About an hour later the protesters slowly set out on a walk through the city. They left the Congress Sq. down the Wolf St., crossed the Prešeren Sq. and walked up the Masaryk St. past the railway station to reach the premises of the ministry of education. They halted in front of the ministry and kept chanting the main slogan of the protest: “The act should be sacked!” They announced over a megaphone that this would not be the last protest, and warned Minister of Education Jernej Pikalo they would be back.
Criticism of the commercialization of public universities
The organizers of the protest, the Iskra Student Society, claim that the new act on higher education is introducing tuitions into regular studies, increasing the workload for professors and deepening the commercialization of public universities. The introduction of tuitions will, as Iskra believes, cause a boom of payable regular studies on both the undergraduate as well as the graduate levels, since the new act will make it much easier to “pump” the money out of students and their families.

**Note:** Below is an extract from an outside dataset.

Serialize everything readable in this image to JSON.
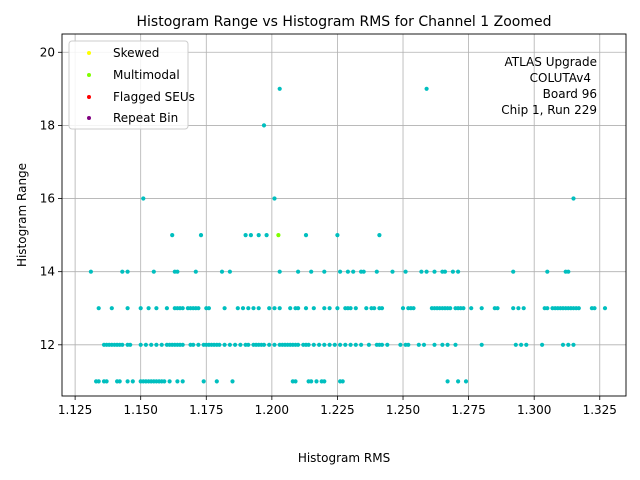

According to Iskra, the new act is a step further on the path towards destruction of common good in the name of increasing private profits. Tuitions are a mechanism of the continued draining of families, which will have to give a significant share of their income for the education of their children, warns Iskra.
Supported by trade unions
The protest against the new act has been supported by Education, Science and Culture Trade Union of Slovenia (Sviz), which also co-signed a recent memorandum written by the trade unions in higher education and student representatives, in which the two groups had pointed out the controversies of the act on higher education.
ŠOS: They’re lying
The Slovenian Student Union (ŠOS) didn’t participate in the protest, since they’re “condoning the spreading of lies” about tuitions being introduced into regular studies. Minister Jernej Pikalo also emphasized at the press conference on Wednesday that the act is good and aimed at limiting the current anomalies in higher education, not at introducing the tuitions in any way. The ministry will attempt to convince the opponents of the act about this, too.